Boardwalk on Lake Cootharaba

Dock on Lake Cootharaba

Mangrove Circuit: Orange Mangroves Bruguiera gymnorhiza front of photo

Mill Point Walk:

The Mill Point walk is an easy, flat, 2.4 km return walk from Elanda Point Education Centre or a 5.1 km circuit from the National Park carpark.

Mill Point was once a thriving timber community and when you stand there today in the wilderness it is hard to visualize the vast size of the operation. There was a tragic accident here when a boiler exploded, injuring five workers, all of whom later died from their injuries.

We had heavy rain the night before we walked here and unfortunately the mosquitoes enveloped us in great clouds every time we stopped to look at anything so we weren't inclined to linger. This fungi was flourishing in the wet conditions though.
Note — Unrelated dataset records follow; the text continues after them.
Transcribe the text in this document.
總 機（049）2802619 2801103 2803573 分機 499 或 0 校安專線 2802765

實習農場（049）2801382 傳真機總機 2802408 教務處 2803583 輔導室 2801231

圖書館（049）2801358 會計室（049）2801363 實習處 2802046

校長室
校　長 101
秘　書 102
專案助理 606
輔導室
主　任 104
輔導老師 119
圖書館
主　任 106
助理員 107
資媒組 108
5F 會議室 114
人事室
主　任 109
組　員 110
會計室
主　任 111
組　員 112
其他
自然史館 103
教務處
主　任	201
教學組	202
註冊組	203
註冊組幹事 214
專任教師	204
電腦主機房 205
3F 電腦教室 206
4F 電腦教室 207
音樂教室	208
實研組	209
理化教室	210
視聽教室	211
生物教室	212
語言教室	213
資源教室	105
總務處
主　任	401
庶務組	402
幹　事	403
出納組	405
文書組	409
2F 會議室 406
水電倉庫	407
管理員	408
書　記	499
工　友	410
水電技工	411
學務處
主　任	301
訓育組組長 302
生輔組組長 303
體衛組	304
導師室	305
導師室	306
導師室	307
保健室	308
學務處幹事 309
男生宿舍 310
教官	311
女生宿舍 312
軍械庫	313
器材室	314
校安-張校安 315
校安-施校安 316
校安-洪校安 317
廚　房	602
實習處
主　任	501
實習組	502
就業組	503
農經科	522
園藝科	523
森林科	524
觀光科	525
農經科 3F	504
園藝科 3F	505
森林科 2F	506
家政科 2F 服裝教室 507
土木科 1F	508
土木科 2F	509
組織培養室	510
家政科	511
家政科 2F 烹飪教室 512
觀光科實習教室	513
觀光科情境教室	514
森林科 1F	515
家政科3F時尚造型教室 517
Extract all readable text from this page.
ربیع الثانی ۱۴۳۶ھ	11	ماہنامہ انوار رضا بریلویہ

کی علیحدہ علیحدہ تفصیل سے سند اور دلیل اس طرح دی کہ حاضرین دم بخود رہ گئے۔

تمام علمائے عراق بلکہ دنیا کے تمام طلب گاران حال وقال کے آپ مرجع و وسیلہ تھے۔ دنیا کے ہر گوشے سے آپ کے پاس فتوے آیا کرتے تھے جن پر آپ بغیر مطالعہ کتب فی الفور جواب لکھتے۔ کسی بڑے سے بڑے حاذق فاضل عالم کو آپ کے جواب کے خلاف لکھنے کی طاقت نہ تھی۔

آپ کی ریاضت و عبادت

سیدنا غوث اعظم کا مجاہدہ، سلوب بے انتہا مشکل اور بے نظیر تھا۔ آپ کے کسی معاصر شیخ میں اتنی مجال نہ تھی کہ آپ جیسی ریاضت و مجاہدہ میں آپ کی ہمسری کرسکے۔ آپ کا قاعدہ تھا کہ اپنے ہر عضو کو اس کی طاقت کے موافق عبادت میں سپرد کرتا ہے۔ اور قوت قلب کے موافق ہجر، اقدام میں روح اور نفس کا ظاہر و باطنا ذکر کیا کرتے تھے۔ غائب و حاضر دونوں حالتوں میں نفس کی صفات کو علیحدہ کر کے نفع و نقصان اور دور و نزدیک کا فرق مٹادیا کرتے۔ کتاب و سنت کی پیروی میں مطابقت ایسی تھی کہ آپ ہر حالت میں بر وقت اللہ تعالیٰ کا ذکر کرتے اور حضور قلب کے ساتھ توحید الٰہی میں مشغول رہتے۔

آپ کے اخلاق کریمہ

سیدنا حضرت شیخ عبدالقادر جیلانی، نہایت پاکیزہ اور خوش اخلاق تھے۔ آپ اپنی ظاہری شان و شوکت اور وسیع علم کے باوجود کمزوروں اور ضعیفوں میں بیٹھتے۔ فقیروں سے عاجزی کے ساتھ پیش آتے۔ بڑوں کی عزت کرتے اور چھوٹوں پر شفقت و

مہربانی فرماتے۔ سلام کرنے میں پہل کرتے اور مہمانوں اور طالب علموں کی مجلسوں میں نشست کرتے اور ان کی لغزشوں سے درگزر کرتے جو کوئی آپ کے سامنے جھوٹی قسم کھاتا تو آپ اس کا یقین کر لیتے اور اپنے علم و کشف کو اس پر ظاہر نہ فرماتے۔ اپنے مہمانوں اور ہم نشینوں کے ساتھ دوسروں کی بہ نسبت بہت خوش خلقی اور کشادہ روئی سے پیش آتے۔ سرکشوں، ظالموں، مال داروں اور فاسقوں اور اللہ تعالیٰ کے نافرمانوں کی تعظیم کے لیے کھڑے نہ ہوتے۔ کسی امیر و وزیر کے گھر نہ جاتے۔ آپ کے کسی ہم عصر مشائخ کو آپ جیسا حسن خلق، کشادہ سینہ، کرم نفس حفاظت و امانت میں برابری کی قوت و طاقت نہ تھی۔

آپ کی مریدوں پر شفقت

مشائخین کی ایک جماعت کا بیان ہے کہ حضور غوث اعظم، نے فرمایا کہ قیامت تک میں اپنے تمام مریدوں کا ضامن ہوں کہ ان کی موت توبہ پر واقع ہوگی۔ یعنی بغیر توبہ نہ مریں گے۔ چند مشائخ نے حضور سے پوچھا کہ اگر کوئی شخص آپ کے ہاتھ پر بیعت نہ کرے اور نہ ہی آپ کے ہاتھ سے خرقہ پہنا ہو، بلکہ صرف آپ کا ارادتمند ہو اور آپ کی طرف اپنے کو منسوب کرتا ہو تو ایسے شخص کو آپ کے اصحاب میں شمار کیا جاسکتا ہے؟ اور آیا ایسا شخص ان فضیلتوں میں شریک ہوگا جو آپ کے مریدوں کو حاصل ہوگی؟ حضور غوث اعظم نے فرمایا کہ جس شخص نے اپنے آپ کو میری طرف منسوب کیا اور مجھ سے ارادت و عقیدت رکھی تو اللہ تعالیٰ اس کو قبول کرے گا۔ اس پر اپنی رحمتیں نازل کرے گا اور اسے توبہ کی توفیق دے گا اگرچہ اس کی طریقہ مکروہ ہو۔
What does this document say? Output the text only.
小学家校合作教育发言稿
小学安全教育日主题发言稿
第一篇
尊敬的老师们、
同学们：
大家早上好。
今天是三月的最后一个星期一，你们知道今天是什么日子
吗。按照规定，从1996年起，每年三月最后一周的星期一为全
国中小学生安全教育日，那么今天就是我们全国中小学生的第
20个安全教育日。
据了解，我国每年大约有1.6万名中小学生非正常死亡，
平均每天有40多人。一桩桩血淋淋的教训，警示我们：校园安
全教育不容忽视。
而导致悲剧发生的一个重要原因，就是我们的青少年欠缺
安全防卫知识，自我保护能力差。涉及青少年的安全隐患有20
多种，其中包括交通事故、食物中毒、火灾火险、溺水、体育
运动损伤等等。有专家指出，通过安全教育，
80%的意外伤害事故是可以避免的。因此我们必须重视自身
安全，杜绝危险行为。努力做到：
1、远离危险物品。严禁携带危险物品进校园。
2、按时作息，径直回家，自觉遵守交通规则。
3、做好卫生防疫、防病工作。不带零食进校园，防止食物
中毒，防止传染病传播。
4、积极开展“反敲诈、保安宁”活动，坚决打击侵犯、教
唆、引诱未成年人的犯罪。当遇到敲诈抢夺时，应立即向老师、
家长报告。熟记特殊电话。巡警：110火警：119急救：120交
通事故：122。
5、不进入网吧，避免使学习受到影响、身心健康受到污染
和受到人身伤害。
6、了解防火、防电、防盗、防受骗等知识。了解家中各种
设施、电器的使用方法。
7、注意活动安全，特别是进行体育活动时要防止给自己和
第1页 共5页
There are many more walks in the Cooloola Section of Great Sandy National Park and we only scratched the surface in our short time there.

Trailhead from Elanda Point Campground


  1. Looks like an interesting area. So often I see immature Brahminy Kites get labelled as something else - usually Whistling Kites but even harriers and Little Eagles - so it's great to see you're on top of your game! :)

    I haven't noticed less Blue Triangles myself but then there are plenty of Camphor Laurel trees in Brisbane. Maybe that pest tree has been 'taken care of' in the Sunshine Coast a bit better, but then there's less butterflies as a result?

    1. Thanks Christian, adolescent birds can certainly be a challenge. We're glad to hear that Blue Triangles are stable in Brisbane.

    2. Thanks Christian, adolescent birds can certainly be a challenge. We're glad to hear that Blue Triangles are stable in Brisbane.